Deb Reynolds won’t organize another 4th of July parade, she told the Schoolcraft Village Council at its August meeting. “I’m tired, it’s not fun anymore, it’s a headache and I’m backing down.”

“If nobody comes forward [to volunteer] there won’t be a parade next year,” Reynolds said. “This is really hard and it’s emotional for me. I don’t just need help with the parade, I want to have someone who will take it over,” as she waved the long list of duties and contacts that she keeps each year in front of the council members.

When Reynolds started chairing the parade in 1981, there were 11 members on the committee, she said. Now there are three: Reynolds, Virginia Mongreig and Jon Krum, who said he would stay on one more year to collect money for the fireworks display. Mongreig has also officially resigned from the organizing committee.
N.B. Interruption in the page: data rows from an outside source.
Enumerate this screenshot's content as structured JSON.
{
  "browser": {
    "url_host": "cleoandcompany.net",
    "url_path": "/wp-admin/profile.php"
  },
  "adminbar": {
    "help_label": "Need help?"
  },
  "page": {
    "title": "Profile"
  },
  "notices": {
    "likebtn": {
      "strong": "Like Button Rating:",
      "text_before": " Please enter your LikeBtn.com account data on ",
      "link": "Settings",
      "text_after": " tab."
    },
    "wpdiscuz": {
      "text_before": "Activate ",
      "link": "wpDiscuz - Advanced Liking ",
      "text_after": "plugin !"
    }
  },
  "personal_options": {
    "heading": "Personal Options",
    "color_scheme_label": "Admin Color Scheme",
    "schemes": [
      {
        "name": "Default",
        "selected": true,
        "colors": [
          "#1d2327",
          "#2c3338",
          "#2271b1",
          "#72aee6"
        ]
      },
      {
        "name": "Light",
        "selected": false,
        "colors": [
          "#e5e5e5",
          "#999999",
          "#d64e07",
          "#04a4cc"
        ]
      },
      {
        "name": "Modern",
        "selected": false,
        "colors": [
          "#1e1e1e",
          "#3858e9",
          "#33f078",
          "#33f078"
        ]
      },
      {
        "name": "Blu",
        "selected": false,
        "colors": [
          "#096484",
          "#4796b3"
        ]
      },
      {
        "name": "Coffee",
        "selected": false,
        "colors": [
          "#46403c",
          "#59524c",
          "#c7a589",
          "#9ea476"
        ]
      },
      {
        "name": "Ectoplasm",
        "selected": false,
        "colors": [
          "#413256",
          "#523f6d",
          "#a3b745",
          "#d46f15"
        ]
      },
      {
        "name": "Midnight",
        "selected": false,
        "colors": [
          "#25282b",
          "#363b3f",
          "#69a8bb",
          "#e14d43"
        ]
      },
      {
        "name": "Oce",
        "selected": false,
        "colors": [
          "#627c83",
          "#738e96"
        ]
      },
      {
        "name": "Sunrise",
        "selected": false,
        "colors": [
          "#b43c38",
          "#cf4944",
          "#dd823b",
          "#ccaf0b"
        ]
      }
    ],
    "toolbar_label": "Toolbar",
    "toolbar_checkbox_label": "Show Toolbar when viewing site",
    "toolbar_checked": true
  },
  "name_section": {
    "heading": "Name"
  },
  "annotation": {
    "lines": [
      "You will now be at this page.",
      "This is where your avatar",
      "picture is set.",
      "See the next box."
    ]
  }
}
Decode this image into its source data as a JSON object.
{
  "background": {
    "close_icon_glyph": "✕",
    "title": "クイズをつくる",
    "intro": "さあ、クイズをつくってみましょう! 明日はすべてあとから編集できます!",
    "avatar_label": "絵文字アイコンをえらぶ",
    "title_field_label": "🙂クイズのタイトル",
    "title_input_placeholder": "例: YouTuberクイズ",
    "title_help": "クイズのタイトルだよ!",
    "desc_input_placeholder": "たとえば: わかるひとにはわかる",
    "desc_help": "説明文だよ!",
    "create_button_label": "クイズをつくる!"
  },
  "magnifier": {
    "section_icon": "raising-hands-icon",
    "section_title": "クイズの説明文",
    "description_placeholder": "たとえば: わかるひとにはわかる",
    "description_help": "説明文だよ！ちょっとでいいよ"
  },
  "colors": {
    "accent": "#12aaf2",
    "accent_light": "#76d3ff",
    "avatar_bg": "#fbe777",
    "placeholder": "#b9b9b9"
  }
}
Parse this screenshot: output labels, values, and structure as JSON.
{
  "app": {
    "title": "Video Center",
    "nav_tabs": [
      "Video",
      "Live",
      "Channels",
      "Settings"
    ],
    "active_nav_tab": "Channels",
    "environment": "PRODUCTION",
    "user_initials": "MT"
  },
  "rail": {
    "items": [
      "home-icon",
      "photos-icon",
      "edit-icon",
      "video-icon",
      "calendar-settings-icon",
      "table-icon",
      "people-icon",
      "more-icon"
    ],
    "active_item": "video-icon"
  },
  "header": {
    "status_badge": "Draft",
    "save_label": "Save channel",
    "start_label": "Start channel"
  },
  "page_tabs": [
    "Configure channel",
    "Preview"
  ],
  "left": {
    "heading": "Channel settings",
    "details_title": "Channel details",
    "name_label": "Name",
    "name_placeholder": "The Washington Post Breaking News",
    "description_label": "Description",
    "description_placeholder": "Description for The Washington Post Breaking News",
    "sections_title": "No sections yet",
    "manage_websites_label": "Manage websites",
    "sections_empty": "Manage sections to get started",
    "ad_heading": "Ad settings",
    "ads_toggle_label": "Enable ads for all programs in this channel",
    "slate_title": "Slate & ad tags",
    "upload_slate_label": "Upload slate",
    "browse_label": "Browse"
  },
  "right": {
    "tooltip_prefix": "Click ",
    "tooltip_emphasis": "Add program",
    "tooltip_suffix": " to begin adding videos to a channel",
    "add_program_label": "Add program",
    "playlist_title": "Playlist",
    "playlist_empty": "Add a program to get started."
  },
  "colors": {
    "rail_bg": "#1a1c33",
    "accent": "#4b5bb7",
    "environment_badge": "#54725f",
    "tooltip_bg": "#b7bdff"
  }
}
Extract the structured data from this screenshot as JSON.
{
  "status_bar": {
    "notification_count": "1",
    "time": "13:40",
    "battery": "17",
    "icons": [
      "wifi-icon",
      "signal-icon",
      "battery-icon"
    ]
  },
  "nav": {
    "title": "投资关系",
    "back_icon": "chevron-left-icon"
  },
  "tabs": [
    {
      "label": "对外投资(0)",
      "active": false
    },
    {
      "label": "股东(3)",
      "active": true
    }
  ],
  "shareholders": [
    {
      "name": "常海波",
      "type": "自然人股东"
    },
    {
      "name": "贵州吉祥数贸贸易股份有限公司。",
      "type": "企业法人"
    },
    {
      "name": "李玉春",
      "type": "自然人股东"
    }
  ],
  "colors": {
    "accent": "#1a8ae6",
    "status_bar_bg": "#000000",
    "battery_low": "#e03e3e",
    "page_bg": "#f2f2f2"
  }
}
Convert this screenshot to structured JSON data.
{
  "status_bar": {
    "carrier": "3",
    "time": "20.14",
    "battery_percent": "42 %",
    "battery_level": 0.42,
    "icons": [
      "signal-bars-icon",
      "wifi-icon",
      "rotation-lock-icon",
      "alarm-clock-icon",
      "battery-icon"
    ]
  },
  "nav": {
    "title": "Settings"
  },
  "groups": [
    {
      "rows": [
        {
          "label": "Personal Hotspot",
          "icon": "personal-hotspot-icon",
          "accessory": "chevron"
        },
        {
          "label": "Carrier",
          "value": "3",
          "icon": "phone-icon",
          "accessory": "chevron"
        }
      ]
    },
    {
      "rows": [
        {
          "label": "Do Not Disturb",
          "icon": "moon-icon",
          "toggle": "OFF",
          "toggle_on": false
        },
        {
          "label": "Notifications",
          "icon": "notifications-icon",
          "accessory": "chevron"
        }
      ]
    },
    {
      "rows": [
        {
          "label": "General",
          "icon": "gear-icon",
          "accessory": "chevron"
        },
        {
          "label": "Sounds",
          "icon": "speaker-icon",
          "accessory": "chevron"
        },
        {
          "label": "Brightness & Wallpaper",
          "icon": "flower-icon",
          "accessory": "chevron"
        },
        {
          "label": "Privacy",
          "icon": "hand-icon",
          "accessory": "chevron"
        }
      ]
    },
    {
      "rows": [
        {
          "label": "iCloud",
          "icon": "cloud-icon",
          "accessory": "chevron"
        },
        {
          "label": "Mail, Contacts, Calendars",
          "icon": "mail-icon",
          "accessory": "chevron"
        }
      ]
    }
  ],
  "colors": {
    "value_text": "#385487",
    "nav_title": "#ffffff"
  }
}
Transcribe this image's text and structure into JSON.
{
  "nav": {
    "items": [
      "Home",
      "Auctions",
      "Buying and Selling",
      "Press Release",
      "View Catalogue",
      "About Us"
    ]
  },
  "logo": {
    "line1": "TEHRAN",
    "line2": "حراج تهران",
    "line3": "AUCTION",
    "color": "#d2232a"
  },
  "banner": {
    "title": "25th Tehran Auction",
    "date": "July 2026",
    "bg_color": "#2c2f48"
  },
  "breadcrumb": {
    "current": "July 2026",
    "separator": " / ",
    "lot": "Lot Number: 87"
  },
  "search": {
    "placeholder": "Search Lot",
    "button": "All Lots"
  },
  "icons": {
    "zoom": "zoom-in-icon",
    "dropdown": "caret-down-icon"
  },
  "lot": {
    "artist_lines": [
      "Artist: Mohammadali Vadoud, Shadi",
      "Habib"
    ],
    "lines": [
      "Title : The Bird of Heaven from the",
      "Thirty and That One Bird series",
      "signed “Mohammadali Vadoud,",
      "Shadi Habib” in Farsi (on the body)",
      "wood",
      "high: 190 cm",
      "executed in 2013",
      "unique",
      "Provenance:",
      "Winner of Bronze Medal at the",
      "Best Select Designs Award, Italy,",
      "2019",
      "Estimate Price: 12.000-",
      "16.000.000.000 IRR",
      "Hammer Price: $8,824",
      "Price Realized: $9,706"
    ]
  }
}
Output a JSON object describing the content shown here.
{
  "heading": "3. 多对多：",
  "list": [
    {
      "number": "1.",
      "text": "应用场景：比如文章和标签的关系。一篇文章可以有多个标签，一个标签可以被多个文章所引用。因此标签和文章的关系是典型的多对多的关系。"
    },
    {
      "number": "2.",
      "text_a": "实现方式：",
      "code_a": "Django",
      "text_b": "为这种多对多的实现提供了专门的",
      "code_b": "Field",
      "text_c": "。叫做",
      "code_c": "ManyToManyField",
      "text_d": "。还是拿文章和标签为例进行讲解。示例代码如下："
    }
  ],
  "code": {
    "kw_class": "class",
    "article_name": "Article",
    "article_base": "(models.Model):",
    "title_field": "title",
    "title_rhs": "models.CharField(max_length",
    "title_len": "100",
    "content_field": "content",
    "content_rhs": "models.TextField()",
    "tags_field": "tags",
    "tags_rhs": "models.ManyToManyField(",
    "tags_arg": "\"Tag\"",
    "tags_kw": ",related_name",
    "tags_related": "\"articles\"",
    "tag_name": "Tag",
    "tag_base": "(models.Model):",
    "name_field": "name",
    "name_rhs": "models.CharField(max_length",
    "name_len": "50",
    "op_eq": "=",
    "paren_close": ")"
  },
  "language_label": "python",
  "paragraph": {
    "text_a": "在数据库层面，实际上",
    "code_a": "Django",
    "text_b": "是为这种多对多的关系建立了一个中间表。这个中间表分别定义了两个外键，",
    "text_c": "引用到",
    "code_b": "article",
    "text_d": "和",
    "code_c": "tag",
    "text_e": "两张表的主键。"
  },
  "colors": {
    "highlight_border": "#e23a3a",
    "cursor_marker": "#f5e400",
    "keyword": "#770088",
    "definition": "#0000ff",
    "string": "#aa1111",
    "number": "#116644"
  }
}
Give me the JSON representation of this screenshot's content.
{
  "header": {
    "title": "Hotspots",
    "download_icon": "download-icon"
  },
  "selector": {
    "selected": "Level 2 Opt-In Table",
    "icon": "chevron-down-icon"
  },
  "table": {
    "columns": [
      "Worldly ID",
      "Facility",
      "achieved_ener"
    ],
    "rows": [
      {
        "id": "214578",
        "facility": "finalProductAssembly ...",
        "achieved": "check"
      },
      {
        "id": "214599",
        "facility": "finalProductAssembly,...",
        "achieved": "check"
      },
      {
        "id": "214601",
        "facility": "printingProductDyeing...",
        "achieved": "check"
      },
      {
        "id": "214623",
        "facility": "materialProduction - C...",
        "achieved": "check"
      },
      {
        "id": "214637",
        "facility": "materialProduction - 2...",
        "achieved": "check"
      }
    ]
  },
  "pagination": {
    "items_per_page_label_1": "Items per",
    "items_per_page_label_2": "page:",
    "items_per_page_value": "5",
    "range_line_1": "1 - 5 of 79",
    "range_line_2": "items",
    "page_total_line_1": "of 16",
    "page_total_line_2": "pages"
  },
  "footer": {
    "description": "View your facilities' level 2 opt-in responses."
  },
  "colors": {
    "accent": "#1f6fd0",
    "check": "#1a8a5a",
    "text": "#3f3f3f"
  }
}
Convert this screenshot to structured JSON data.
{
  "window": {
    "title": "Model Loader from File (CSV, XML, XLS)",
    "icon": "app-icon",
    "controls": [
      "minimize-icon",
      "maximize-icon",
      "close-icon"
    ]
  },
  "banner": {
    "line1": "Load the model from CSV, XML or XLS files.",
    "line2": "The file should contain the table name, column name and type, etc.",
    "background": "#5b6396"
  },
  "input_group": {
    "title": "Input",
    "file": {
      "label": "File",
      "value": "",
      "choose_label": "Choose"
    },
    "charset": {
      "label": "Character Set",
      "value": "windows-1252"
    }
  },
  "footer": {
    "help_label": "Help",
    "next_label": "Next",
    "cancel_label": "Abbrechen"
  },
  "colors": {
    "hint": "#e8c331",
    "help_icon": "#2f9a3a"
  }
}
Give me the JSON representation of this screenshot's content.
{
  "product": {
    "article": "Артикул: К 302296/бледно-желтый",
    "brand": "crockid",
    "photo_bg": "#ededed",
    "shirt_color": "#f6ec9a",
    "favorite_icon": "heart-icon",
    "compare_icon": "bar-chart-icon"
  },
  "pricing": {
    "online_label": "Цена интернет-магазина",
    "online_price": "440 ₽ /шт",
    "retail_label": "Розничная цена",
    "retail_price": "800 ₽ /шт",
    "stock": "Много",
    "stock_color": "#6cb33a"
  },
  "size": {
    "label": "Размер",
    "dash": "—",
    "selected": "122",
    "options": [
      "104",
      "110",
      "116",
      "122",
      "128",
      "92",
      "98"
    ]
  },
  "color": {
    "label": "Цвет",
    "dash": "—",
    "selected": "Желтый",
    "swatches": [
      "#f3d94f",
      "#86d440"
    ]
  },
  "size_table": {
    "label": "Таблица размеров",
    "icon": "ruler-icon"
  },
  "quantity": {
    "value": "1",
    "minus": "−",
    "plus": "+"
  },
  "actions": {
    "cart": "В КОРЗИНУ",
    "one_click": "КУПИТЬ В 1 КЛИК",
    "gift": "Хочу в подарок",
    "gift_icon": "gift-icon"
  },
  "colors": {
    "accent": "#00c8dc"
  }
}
“You can’t feel guilty,” council President Keith Gunnett told Reynolds. “You are due a big thank you. We will try to publicize the need and hope someone will step up.” Trustee John Stodola said it is time for the next generation to step up in Schoolcraft.

“It’s what you do because you live in Schoolcraft,” Mongreig said. “We’ve all grown up here but we are tired [after working on the 4th of July event] for so many years.”

Spring Clean-up to See Big Change

To save money, the Council voted to use a central drop-off place instead of the curbside clean up that cost $7,577 for the village in 2019. The drop-off is estimated to cost $1,830. It will be held on June 6 in 2020 from 9 a.m.-noon. The location is still to be determined.

The Sidewalk/Right of Way Committee Recommendations Tabled

Sidewalks have been a priority for a long time for former village council trustees. The most recent committee appointed to look at the issue turned into a combination sidewalk and right of way committee, according to Village Manager Cheri Lutz. “I saw sidewalk concerns morphing into right of way issues so renamed the committee to address it as a whole,” Lutz said in response to Trustee Mike Rochholz’s concerns. “It’s the procedural part of this recommendation that I object to,” he said.

The recommendations were to divide the village into four quadrants and have them inspected for violations of the ordinances that govern right of way from street pavement to sidewalk. Safety issues in the right of way, the report said, involve driveway approaches, mail box placement, signs, parked cars and piles of gravel.

All of these matters lead to damage to the edge of the road, DPW’s ability to access the right of way for emergency issues, snowplowing and general detraction of appearance to the community. The inspections would be carried out by Gunnett, Stodola, Russell Barnes, Todd Carlin, Rob Coffman and Cheri Lutz, according to the memo.

Rochholz felt the village council committee members are not qualified to make these decisions but are on the council to set policy and ask the administration to carry it out. “We want to be a great functioning village council.” The recommendations were tabled with the understanding that the whole Council would be involved in discussion and setting of a policy at the next board meeting.

The Council also approved two requests for street closures for block parties, one on West Street and the other on Tulip, with some restrictions.